The Magna Carta is considered one of the great legal documents in the history of democracy. Five centuries later, the legal principles it set forth inspired American colonists in their own rebellion against the British crown. And Americans now have their own copy on display at the National Archives, thanks to a permanent loan from billionaire David M. Rubenstein, who bought a 1297 reissue of the Magna Carta at auction. Careful readers of the document — or, more likely, its translation — may be surprised at what the charter has to say about food.
Lack of food was a constant threat in the Middle Ages. Though much of the population was dedicated to agriculture, there was little surplus that could be drawn upon if bad weather wiped out a harvest. Still, the barons who negotiated the Magna Carta weren't worried about keeping the peasants from starving.
"It wasn't part of their ethos that they should be feeding everyone," says University of Mary Washington historian Bruce O'Brien.
What concerned the barons, the 1-percenters of the 13th century, was their power struggle with the king. "These were very wealthy, powerful people who were resentful that the king seemed to be reducing their power," O'Brien says.
Free trade was a big issue then, as it is now. A clause in the great charter instructs that all fish weirs on the Thames and other English rivers be dismantled. Modern readers see that odd clause is "the joke of the Magna Carta," says O'Brien. But in the 13th century, the concern was that these large structures for catching fish were obstructing ships.
"Shipping things by water was a lot cheaper than shipping by land," O'Brien says. By removing the fish weirs, the barons were ensuring the movement of food, wine, wool and other goods. Too bad for the populace if they missed out on fish dinners as a result.
Another clause charges that there should be "a single measure for wine throughout our realm, and a single measure for ale, and a single measure for Corn," as well as standards for other goods. "The idea of having a single measure for certain products goes back to the 10th century," says O'Brien. Standards helped to reduce friction in trade between countries and let the government be involved, which, intended or not, "made it easier to tax things later," O'Brien says.
And to combat the corruption in the practice of purveyance, the barons wrote into the Magna Carta a rule requiring immediate payment for the seizure of any "corn" (that is, grain) or "chattel" — a category that would have included any other foodstuffs and drink.
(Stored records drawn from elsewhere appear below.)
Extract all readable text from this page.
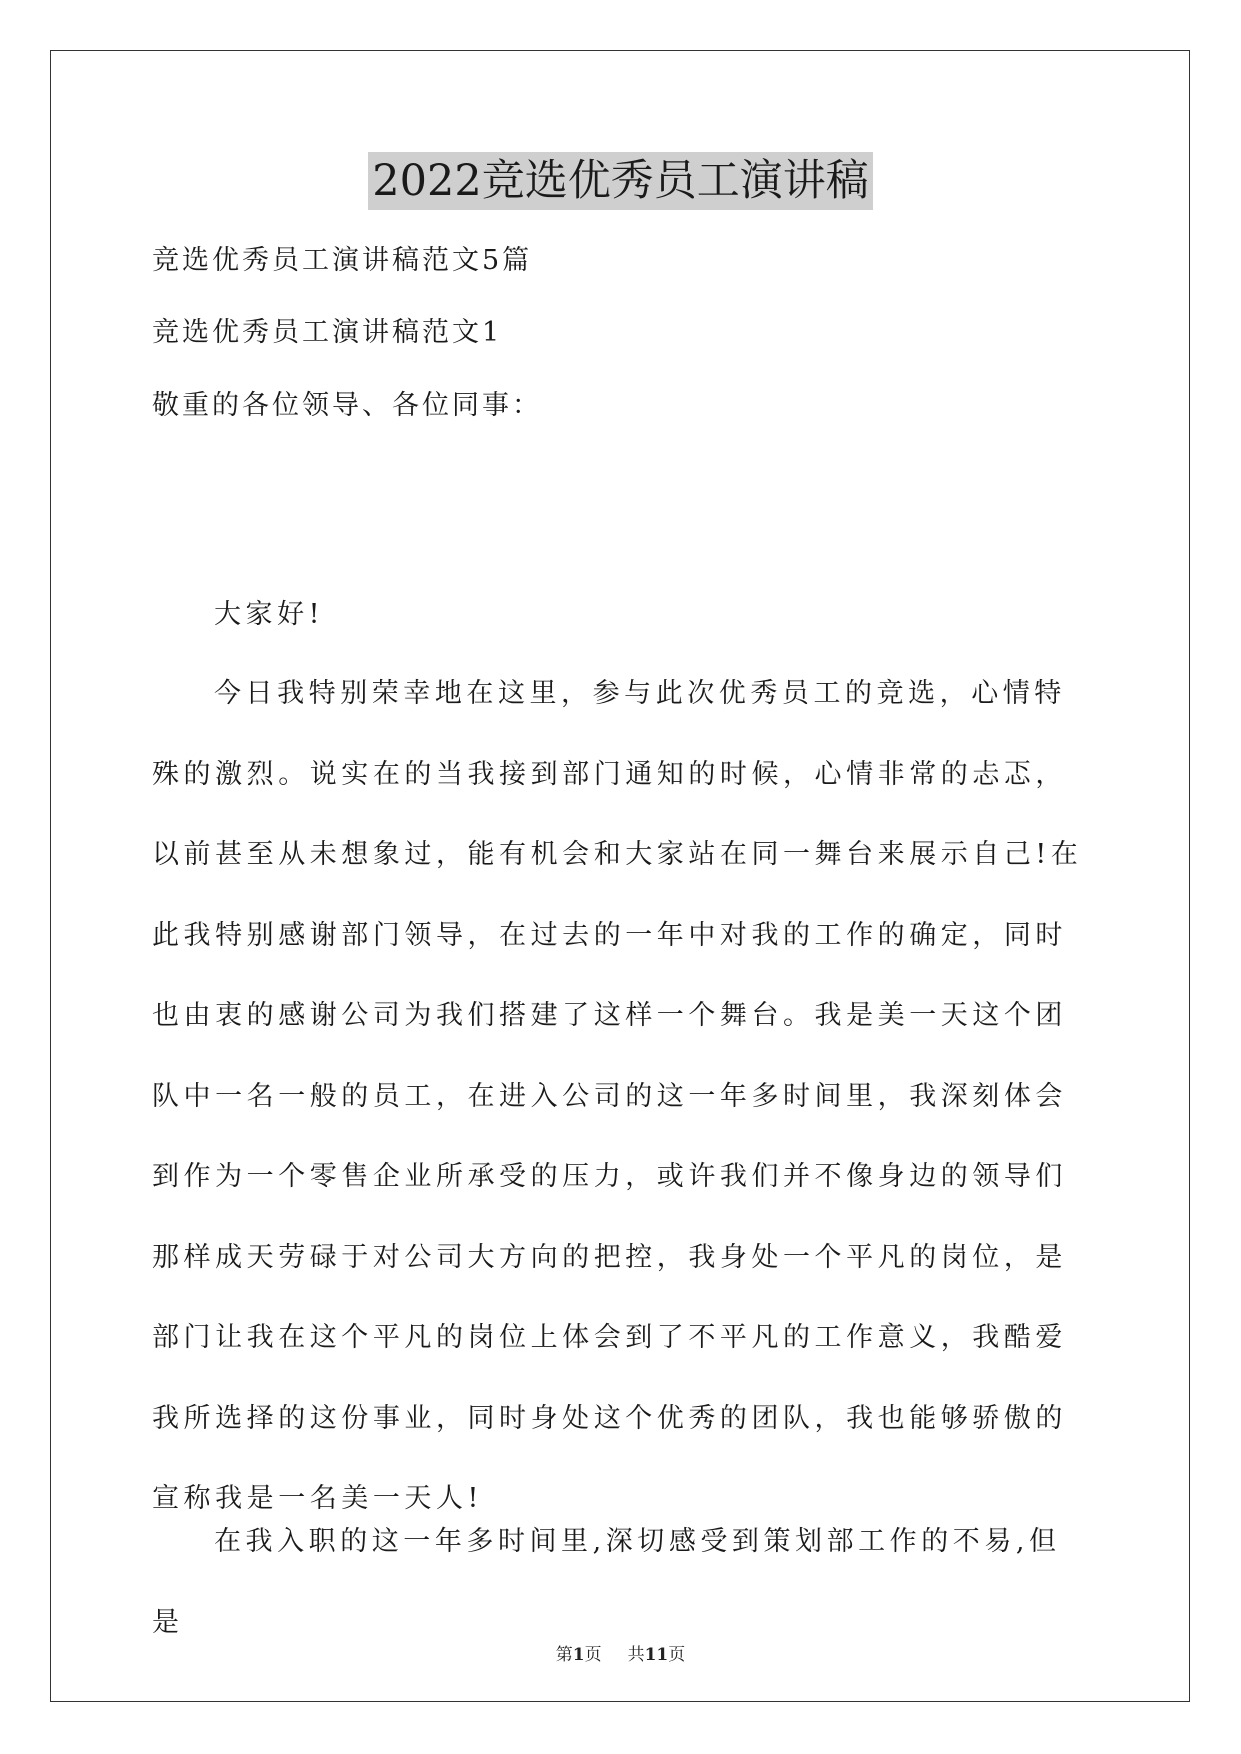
2022竞选优秀员工演讲稿
竞选优秀员工演讲稿范文5篇
竞选优秀员工演讲稿范文1
敬重的各位领导、各位同事：
大家好!
今日我特别荣幸地在这里，参与此次优秀员工的竞选，心情特殊的激烈。说实在的当我接到部门通知的时候，心情非常的忐忑，以前甚至从未想象过，能有机会和大家站在同一舞台来展示自己!在此我特别感谢部门领导，在过去的一年中对我的工作的确定，同时也由衷的感谢公司为我们搭建了这样一个舞台。我是美一天这个团队中一名一般的员工，在进入公司的这一年多时间里，我深刻体会到作为一个零售企业所承受的压力，或许我们并不像身边的领导们那样成天劳碌于对公司大方向的把控，我身处一个平凡的岗位，是部门让我在这个平凡的岗位上体会到了不平凡的工作意义，我酷爱我所选择的这份事业，同时身处这个优秀的团队，我也能够骄傲的宣称我是一名美一天人!
在我入职的这一年多时间里,深切感受到策划部工作的不易,但是
第1页 共11页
With purveyance long replaced by a formal tax system, this clause may seem to have as little relevance today as the one removing fish weirs from the Thames. But it's echoed in the U.S. Constitution, which was written more than 500 years later. The Fifth Amendment, which bars the taking of private property for public use without just compensation, traces its lineage to a medieval need for a well-fed army and a greedy king.